Emmanuel College Walter Hoyle Linocut
Walter Hoyle (1922-2000)
Emmanuel College, 1965, linocut, Artist’s Proof aside from the edition of 75
Signed and inscribed in pencil “Artist’s Proof, Wren Chapel Emmanuel College, Walter Hoyle.”
A large and impressive two-block linocut printed in black, blue, Naples yellow and white. Editions Alecto commissioned Hoyle to produce ten prints in the Cambridge Series. This is one of the ten prints from his Cambridge Series which he cut, proofed and printed by hand on handmade Japanese paper on an Albion Press at his studio in Great Sailing in Essex.

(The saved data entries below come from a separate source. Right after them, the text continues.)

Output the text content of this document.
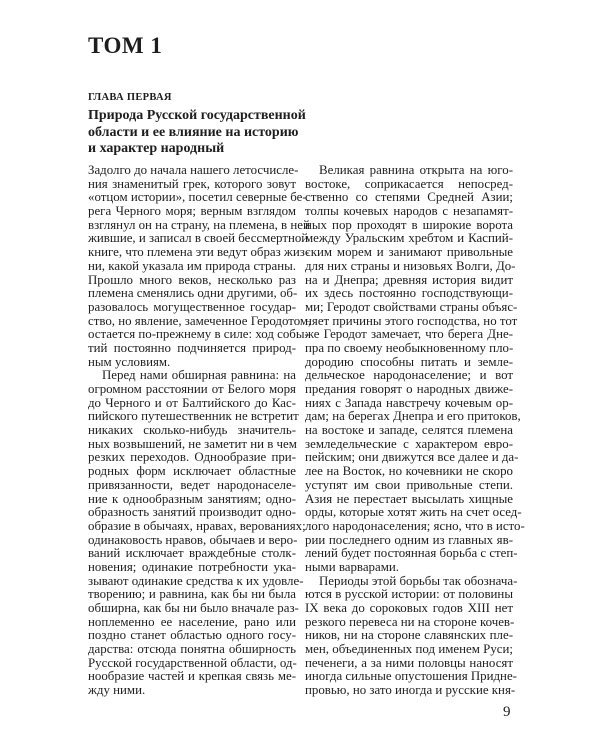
ТОМ 1
ГЛАВА ПЕРВАЯ
Природа Русской государственной
области и ее влияние на историю
и характер народный
Задолго до начала нашего летосчисле-
ния знаменитый грек, которого зовут
«отцом истории», посетил северные бе-
рега Черного моря; верным взглядом
взглянул он на страну, на племена, в ней
жившие, и записал в своей бессмертной
книге, что племена эти ведут образ жиз-
ни, какой указала им природа страны.
Прошло много веков, несколько раз
племена сменялись одни другими, об-
разовалось могущественное государ-
ство, но явление, замеченное Геродотом,
остается по-прежнему в силе: ход собы-
тий постоянно подчиняется природ-
ным условиям.
Перед нами обширная равнина: на
огромном расстоянии от Белого моря
до Черного и от Балтийского до Кас-
пийского путешественник не встретит
никаких сколько-нибудь значитель-
ных возвышений, не заметит ни в чем
резких переходов. Однообразие при-
родных форм исключает областные
привязанности, ведет народонаселе-
ние к однообразным занятиям; одно-
образность занятий производит одно-
образие в обычаях, нравах, верованиях;
одинаковость нравов, обычаев и веро-
ваний исключает враждебные столк-
новения; одинакие потребности ука-
зывают одинакие средства к их удовле-
творению; и равнина, как бы ни была
обширна, как бы ни было вначале раз-
ноплеменно ее население, рано или
поздно станет областью одного госу-
дарства: отсюда понятна обширность
Русской государственной области, од-
нообразие частей и крепкая связь ме-
жду ними.
Великая равнина открыта на юго-
востоке, соприкасается непосред-
ственно со степями Средней Азии;
толпы кочевых народов с незапамят-
ных пор проходят в широкие ворота
между Уральским хребтом и Каспий-
ским морем и занимают привольные
для них страны и низовьях Волги, До-
на и Днепра; древняя история видит
их здесь постоянно господствующи-
ми; Геродот свойствами страны объяс-
няет причины этого господства, но тот
же Геродот замечает, что берега Дне-
пра по своему необыкновенному пло-
дородию способны питать и земле-
дельческое народонаселение; и вот
предания говорят о народных движе-
ниях с Запада навстречу кочевым ор-
дам; на берегах Днепра и его притоков,
на востоке и западе, селятся племена
земледельческие с характером евро-
пейским; они движутся все далее и да-
лее на Восток, но кочевники не скоро
уступят им свои привольные степи.
Азия не перестает высылать хищные
орды, которые хотят жить на счет осед-
лого народонаселения; ясно, что в исто-
рии последнего одним из главных яв-
лений будет постоянная борьба с степ-
ными варварами.
Периоды этой борьбы так обознача-
ются в русской истории: от половины
IX века до сороковых годов XIII нет
резкого перевеса ни на стороне кочев-
ников, ни на стороне славянских пле-
мен, объединенных под именем Руси;
печенеги, а за ними половцы наносят
иногда сильные опустошения Придне-
провью, но зато иногда и русские кня-
9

Hoyle trained at Beckenham School of Art and the Royal College of Art. At the latter he was strongly influenced by Edward Bawden, one of Britain’s greatest linocut printers. Bawden had been commissioned by the 1951 Festival of Britain to produce a mural for the South Bank, and chose Hoyle to assist on account of his great talent. Hoyle moved to Great Bardfield in Essex, becoming a part of the Great Bardfield group of artists of whom in the post war era probably Bawden and Kenneth Rowntree are the most famous. Diverse in style, they created figurative work – in stark contrast to the abstract work of the St Ives artists at the opposite end of the country. (If he had not died whilst on active service as a war artist, off Iceland in an air-sea rescue, Eric Ravilious would have had this accolade.) The Fry Art Gallery in Saffron Walden was established to celebrate the works of the Great Bardfield group.

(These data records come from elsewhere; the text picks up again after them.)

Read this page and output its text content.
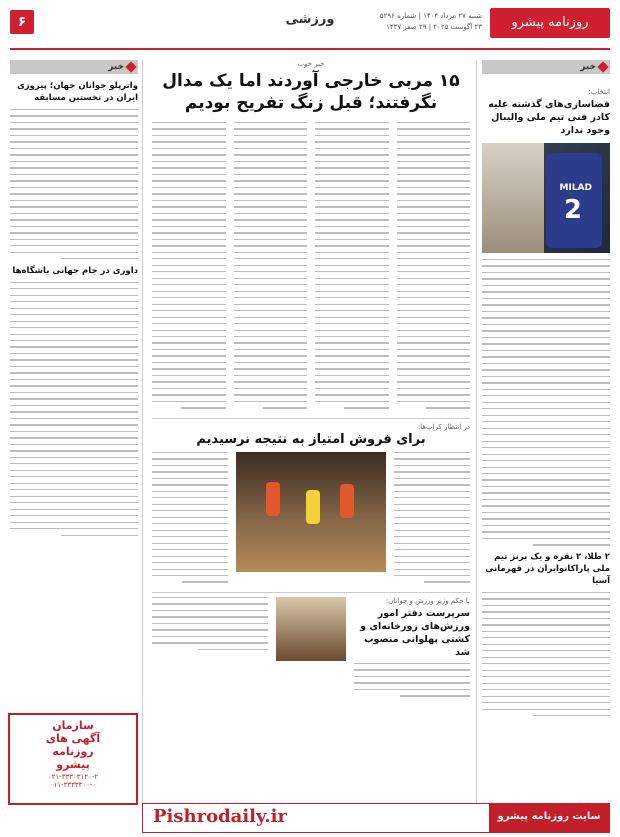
۶	ورزشی	روزنامه پیشرو
شنبه ۲۷ مرداد ۱۴۰۴ | شماره ۵۲۹۶
۲۳ آگوست ۲۰۲۵ | ۲۹ صفر ۱۴۴۷
خبر
انتخاب؛
فضاسازی‌های گذشته علیه کادر فنی تیم ملی والیبال وجود ندارد
MILAD
2
۲ طلا، ۲ نقره و یک برنز تیم ملی پاراکانوایران در قهرمانی آسیا
خبر خوب
۱۵ مربی خارجی آوردند اما یک مدال نگرفتند؛ قبل زنگ تفریح بودیم
در انتظار کراپ‌ها:
برای فروش امتیاز به نتیجه نرسیدیم
با حکم وزیر ورزش و جوانان:
سرپرست دفتر امور ورزش‌های زورخانه‌ای و کشتی پهلوانی منصوب شد
خبر
واترپلو جوانان جهان؛ پیروزی ایران در نخستین مسابقه
داوری در جام جهانی باشگاه‌ها
سازمان
آگهی های
روزنامه
پیشرو
۰۲۱-۳۳۳۰۳۱۲۰-۲
۰۱۱-۳۳۳۳۳۰۰-۰
Pishrodaily.ir	سایت روزنامه پیشرو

Hoyle taught at St Martin’s School of Art from 1951-60, Central School of Arts and Crafts from 1960-64, and Cambridge School of Art from 1964-1985 during which time he launched Cambridge Print Editions. His work is in the collections of the Tate Gallery, Victoria & Albert Museum, The British Museum, Kettle’s Yard and the Fry Art Gallery. The Royal West of England Academy hold a large oil painting of Trinity College Cambridge. Commercial commissions came from Shell, the BBC, the Post Office, the Folio Society, Christies Contemporary Art and Editions Electo. He wrote the book “To Sicily with Edward Bawden.”